Joan Miro'. Il linguaggio dei segni

La mostra dell'artista surrealista e' visitabile al Pan fino al 23 febbraio

    di Flora Fiume

Ultimissimi giorni per non perdere la mostra del Pan dedicata a Joan Mirò (1893-1983) che chiuderà il 23 febbraio. Il pittore, scultore e ceramista spagnolo è stato uno dei più radicali teorici del surrealismo. “Il più surrealista di tutti noi”, come lo descrisse il fondatore della corrente artistica André Breton. Il suo intento era, come egli stesso dichiarava, “uccidere, assassinare e stuprare”, la pittura convenzionale al fine di poter giungere a nuovi mezzi di espressione. Ci racconta tutto questo “Joan Mirò.
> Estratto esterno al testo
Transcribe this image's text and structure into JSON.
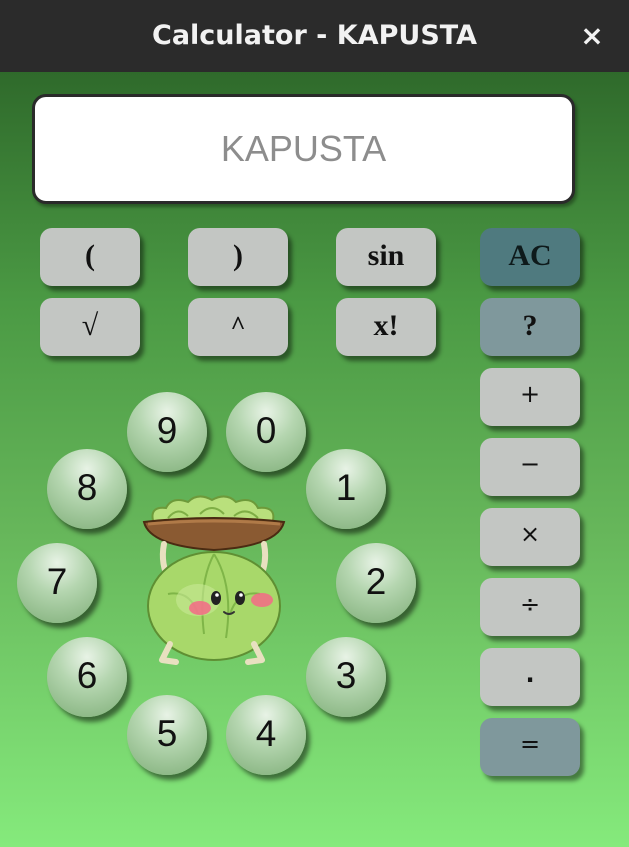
{
  "window": {
    "title": "Calculator - KAPUSTA",
    "close_symbol": "×"
  },
  "display": {
    "value": "KAPUSTA"
  },
  "function_keys": {
    "open_paren": "(",
    "close_paren": ")",
    "sin": "sin",
    "sqrt": "√",
    "power": "^",
    "factorial": "x!"
  },
  "side_keys": {
    "clear": "AC",
    "help": "?",
    "plus": "+",
    "minus": "−",
    "times": "×",
    "divide": "÷",
    "decimal": ".",
    "equals": "="
  },
  "digits": {
    "d0": "0",
    "d1": "1",
    "d2": "2",
    "d3": "3",
    "d4": "4",
    "d5": "5",
    "d6": "6",
    "d7": "7",
    "d8": "8",
    "d9": "9"
  },
  "colors": {
    "titlebar": "#2b2b2b",
    "background_top": "#2f6a2b",
    "background_bottom": "#85ea7c",
    "key_grey": "#c3c6c3",
    "key_slate_dark": "#4f7a7f",
    "key_slate_light": "#7f989c"
  },
  "mascot": {
    "icon": "cabbage-mascot-icon"
  }
}
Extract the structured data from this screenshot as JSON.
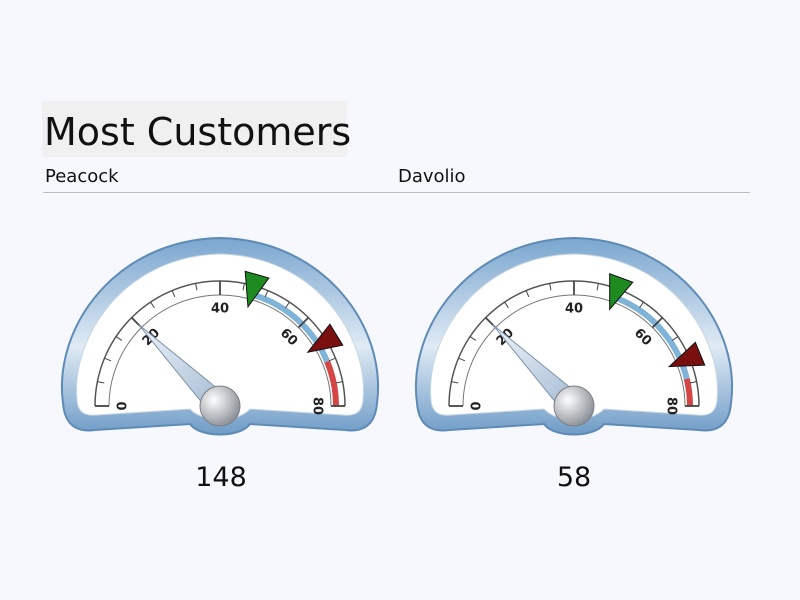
{
  "header": {
    "title": "Most Customers"
  },
  "gauges": [
    {
      "name": "Peacock",
      "value": 148,
      "value_label": "148",
      "pointer_value": 20,
      "range_min": 0,
      "range_max": 80,
      "ticks": [
        "0",
        "20",
        "40",
        "60",
        "80"
      ],
      "green_marker_value": 47,
      "red_marker_value": 66
    },
    {
      "name": "Davolio",
      "value": 58,
      "value_label": "58",
      "pointer_value": 20,
      "range_min": 0,
      "range_max": 80,
      "ticks": [
        "0",
        "20",
        "40",
        "60",
        "80"
      ],
      "green_marker_value": 49,
      "red_marker_value": 70
    }
  ],
  "colors": {
    "frame": "#6f9cc7",
    "frame_light": "#d9e6f2",
    "range_blue": "#7fb3d8",
    "range_red": "#d54545",
    "green_marker": "#1f8a1f",
    "red_marker": "#7a0f0f"
  }
}
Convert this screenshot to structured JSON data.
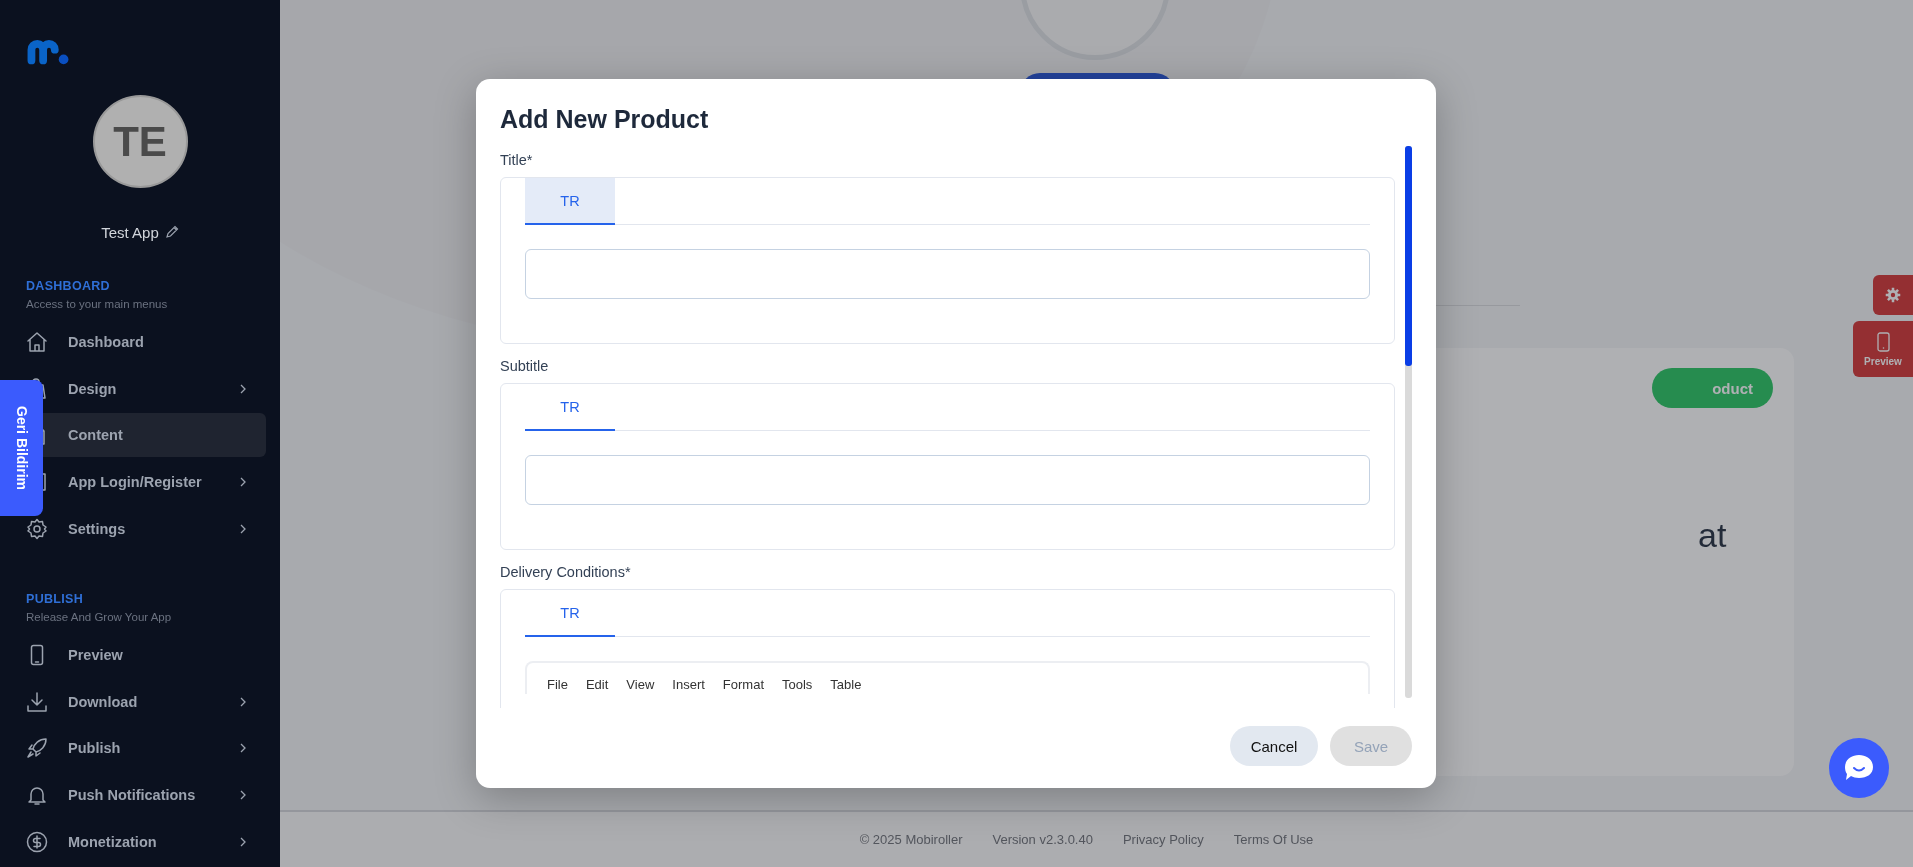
{
  "sidebar": {
    "app_name": "Test App",
    "avatar_initials": "TE",
    "sections": [
      {
        "title": "DASHBOARD",
        "subtitle": "Access to your main menus",
        "items": [
          {
            "label": "Dashboard",
            "kind": "home",
            "has_submenu": false,
            "selected": false
          },
          {
            "label": "Design",
            "kind": "design",
            "has_submenu": true,
            "selected": false
          },
          {
            "label": "Content",
            "kind": "content",
            "has_submenu": false,
            "selected": true
          },
          {
            "label": "App Login/Register",
            "kind": "login",
            "has_submenu": true,
            "selected": false
          },
          {
            "label": "Settings",
            "kind": "gear",
            "has_submenu": true,
            "selected": false
          }
        ]
      },
      {
        "title": "PUBLISH",
        "subtitle": "Release And Grow Your App",
        "items": [
          {
            "label": "Preview",
            "kind": "phone",
            "has_submenu": false,
            "selected": false
          },
          {
            "label": "Download",
            "kind": "download",
            "has_submenu": true,
            "selected": false
          },
          {
            "label": "Publish",
            "kind": "rocket",
            "has_submenu": true,
            "selected": false
          },
          {
            "label": "Push Notifications",
            "kind": "bell",
            "has_submenu": true,
            "selected": false
          },
          {
            "label": "Monetization",
            "kind": "dollar",
            "has_submenu": true,
            "selected": false
          }
        ]
      }
    ]
  },
  "feedback_tab": {
    "label": "Geri Bildirim"
  },
  "background": {
    "button_label": "oduct",
    "heading_fragment": "at"
  },
  "side_buttons": [
    {
      "kind": "settings"
    },
    {
      "kind": "preview",
      "label": "Preview"
    }
  ],
  "modal": {
    "title": "Add New Product",
    "fields": [
      {
        "label": "Title*",
        "kind": "text",
        "tabs": [
          {
            "label": "TR",
            "selected": true,
            "highlighted": true
          }
        ]
      },
      {
        "label": "Subtitle",
        "kind": "text",
        "tabs": [
          {
            "label": "TR",
            "selected": true,
            "highlighted": false
          }
        ]
      },
      {
        "label": "Delivery Conditions*",
        "kind": "rich_text",
        "tabs": [
          {
            "label": "TR",
            "selected": true,
            "highlighted": false
          }
        ],
        "editor_menu": [
          "File",
          "Edit",
          "View",
          "Insert",
          "Format",
          "Tools",
          "Table"
        ]
      }
    ],
    "buttons": [
      {
        "label": "Cancel",
        "kind": "secondary",
        "disabled": false
      },
      {
        "label": "Save",
        "kind": "primary",
        "disabled": true
      }
    ]
  },
  "footer": {
    "items": [
      "© 2025 Mobiroller",
      "Version v2.3.0.40",
      "Privacy Policy",
      "Terms Of Use"
    ]
  }
}
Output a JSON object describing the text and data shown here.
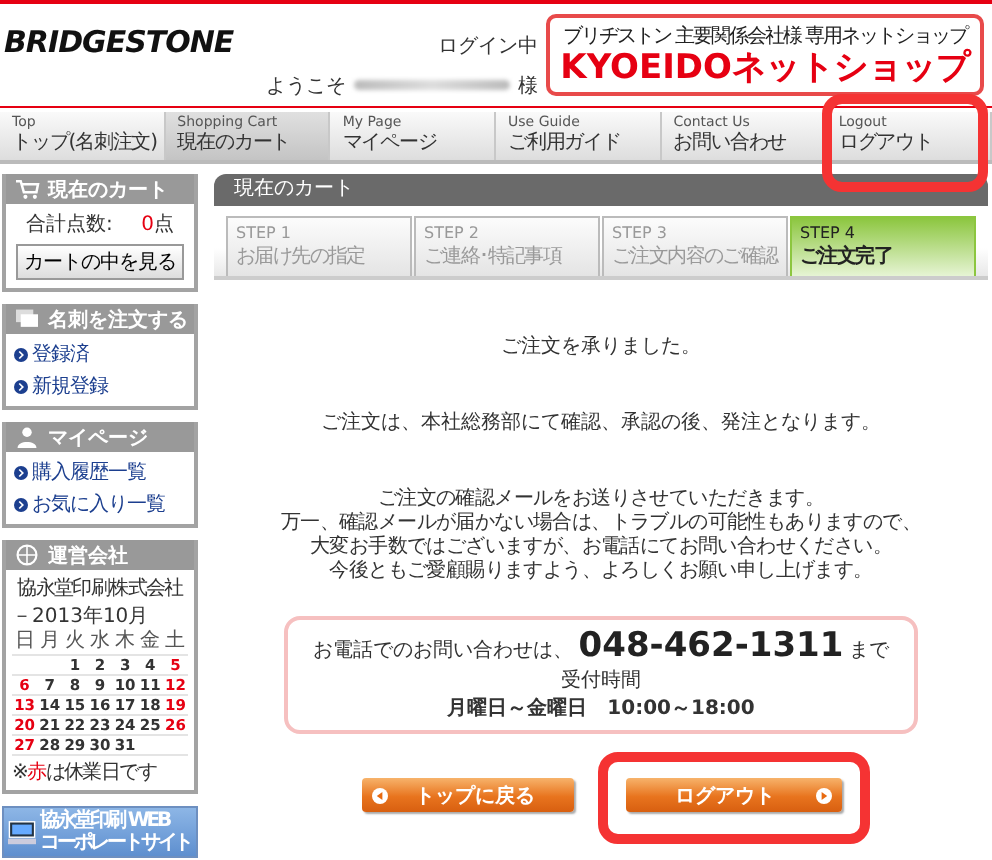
{
  "header": {
    "logo": "BRIDGESTONE",
    "login_status": "ログイン中",
    "welcome": "ようこそ",
    "honorific": "様",
    "shop_tagline": "ブリヂストン 主要関係会社様 専用ネットショップ",
    "shop_name": "KYOEIDOネットショップ"
  },
  "nav": [
    {
      "en": "Top",
      "label": "トップ(名刺注文)",
      "selected": false,
      "highlighted": false
    },
    {
      "en": "Shopping Cart",
      "label": "現在のカート",
      "selected": true,
      "highlighted": false
    },
    {
      "en": "My Page",
      "label": "マイページ",
      "selected": false,
      "highlighted": false
    },
    {
      "en": "Use Guide",
      "label": "ご利用ガイド",
      "selected": false,
      "highlighted": false
    },
    {
      "en": "Contact Us",
      "label": "お問い合わせ",
      "selected": false,
      "highlighted": false
    },
    {
      "en": "Logout",
      "label": "ログアウト",
      "selected": false,
      "highlighted": true
    }
  ],
  "sidebar": {
    "cart": {
      "title": "現在のカート",
      "count_label": "合計点数:",
      "count": "0",
      "unit": "点",
      "button": "カートの中を見る"
    },
    "order": {
      "title": "名刺を注文する",
      "links": [
        "登録済",
        "新規登録"
      ]
    },
    "mypage": {
      "title": "マイページ",
      "links": [
        "購入履歴一覧",
        "お気に入り一覧"
      ]
    },
    "company": {
      "title": "運営会社",
      "name": "協永堂印刷株式会社",
      "month": "－2013年10月",
      "weekdays": [
        "日",
        "月",
        "火",
        "水",
        "木",
        "金",
        "土"
      ],
      "weeks": [
        {
          "align_right": true,
          "days": [
            {
              "day": "1",
              "closed": false
            },
            {
              "day": "2",
              "closed": false
            },
            {
              "day": "3",
              "closed": false
            },
            {
              "day": "4",
              "closed": false
            },
            {
              "day": "5",
              "closed": true
            }
          ]
        },
        {
          "align_right": false,
          "days": [
            {
              "day": "6",
              "closed": true
            },
            {
              "day": "7",
              "closed": false
            },
            {
              "day": "8",
              "closed": false
            },
            {
              "day": "9",
              "closed": false
            },
            {
              "day": "10",
              "closed": false
            },
            {
              "day": "11",
              "closed": false
            },
            {
              "day": "12",
              "closed": true
            }
          ]
        },
        {
          "align_right": false,
          "days": [
            {
              "day": "13",
              "closed": true
            },
            {
              "day": "14",
              "closed": false
            },
            {
              "day": "15",
              "closed": false
            },
            {
              "day": "16",
              "closed": false
            },
            {
              "day": "17",
              "closed": false
            },
            {
              "day": "18",
              "closed": false
            },
            {
              "day": "19",
              "closed": true
            }
          ]
        },
        {
          "align_right": false,
          "days": [
            {
              "day": "20",
              "closed": true
            },
            {
              "day": "21",
              "closed": false
            },
            {
              "day": "22",
              "closed": false
            },
            {
              "day": "23",
              "closed": false
            },
            {
              "day": "24",
              "closed": false
            },
            {
              "day": "25",
              "closed": false
            },
            {
              "day": "26",
              "closed": true
            }
          ]
        },
        {
          "align_right": false,
          "days": [
            {
              "day": "27",
              "closed": true
            },
            {
              "day": "28",
              "closed": false
            },
            {
              "day": "29",
              "closed": false
            },
            {
              "day": "30",
              "closed": false
            },
            {
              "day": "31",
              "closed": false
            }
          ]
        }
      ],
      "note_prefix": "※",
      "note_red": "赤",
      "note_rest": "は休業日です"
    },
    "banner": {
      "lines": [
        "協永堂印刷 WEB",
        "コーポレートサイト"
      ]
    }
  },
  "main": {
    "title": "現在のカート",
    "steps": [
      {
        "step": "STEP 1",
        "label": "お届け先の指定",
        "selected": false
      },
      {
        "step": "STEP 2",
        "label": "ご連絡･特記事項",
        "selected": false
      },
      {
        "step": "STEP 3",
        "label": "ご注文内容のご確認",
        "selected": false
      },
      {
        "step": "STEP 4",
        "label": "ご注文完了",
        "selected": true
      }
    ],
    "messages": [
      "ご注文を承りました。",
      "ご注文は、本社総務部にて確認、承認の後、発注となります。"
    ],
    "paragraph": [
      "ご注文の確認メールをお送りさせていただきます。",
      "万一、確認メールが届かない場合は、トラブルの可能性もありますので、",
      "大変お手数ではございますが、お電話にてお問い合わせください。",
      "今後ともご愛顧賜りますよう、よろしくお願い申し上げます。"
    ],
    "contact": {
      "lead": "お電話でのお問い合わせは、",
      "phone": "048-462-1311",
      "suffix": "まで",
      "hours_label": "受付時間",
      "hours": "月曜日～金曜日　10:00～18:00"
    },
    "buttons": [
      {
        "label": "トップに戻る",
        "kind": "back",
        "highlighted": false
      },
      {
        "label": "ログアウト",
        "kind": "forward",
        "highlighted": true
      }
    ]
  }
}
Il linguaggio dei segni”, la mostra allestita al Palazzo delle Arti Napoli, che è stata curata da Robert Lubar Messeri, professore di storia dell’arte all’Institute of Fine Arts della New York University, e promossa dall’Assessorato alla Cultura e al Turismo del Comune di Napoli, con il supporto del Ministero della Cultura portoghese, il patrocinio dell’Ambasciata del Portogallo in Italia e organizzata dalla Fondazione Serravalves di Porto con la guida di Francesca Villanti, direttore scientifico di C.O.R. Creare Organizzare Realizzare. L’esposizione conta circa ottanta opere prese in prestito dalla collezione di proprietà dello Stato portoghese. Quadri, arazzi, sculture, disegni, collage che raccontano circa 60 anni di arte dello spagnolo. I visitatori sono accolti, in apertura di mostra, da “Ballerina” un’opera del 1924 che rappresenta l’inizio del percorso artistico del pittore catalano che lo ha portato ad esprimersi con il linguaggio dei segni. La figura viene semplificata al massimo con un processo di riduzione: il corpo della ballerina è sostituito da una linea, la testa è un semicerchio in alto. Le opere accompagnano il susseguirsi degli anni e della maturità. Fino ad arrivare all’ultimissimo periodo, le opere dei primi anni ’80, in cui la figura e il suo sfondo, il segno, la superficie e il supporto raggiungono un tale punto di equilibrio da sembrare semplicemente frammenti di oggetti. La sintesi massima di ciò è espressa in un opera Senza Titolo del 1981.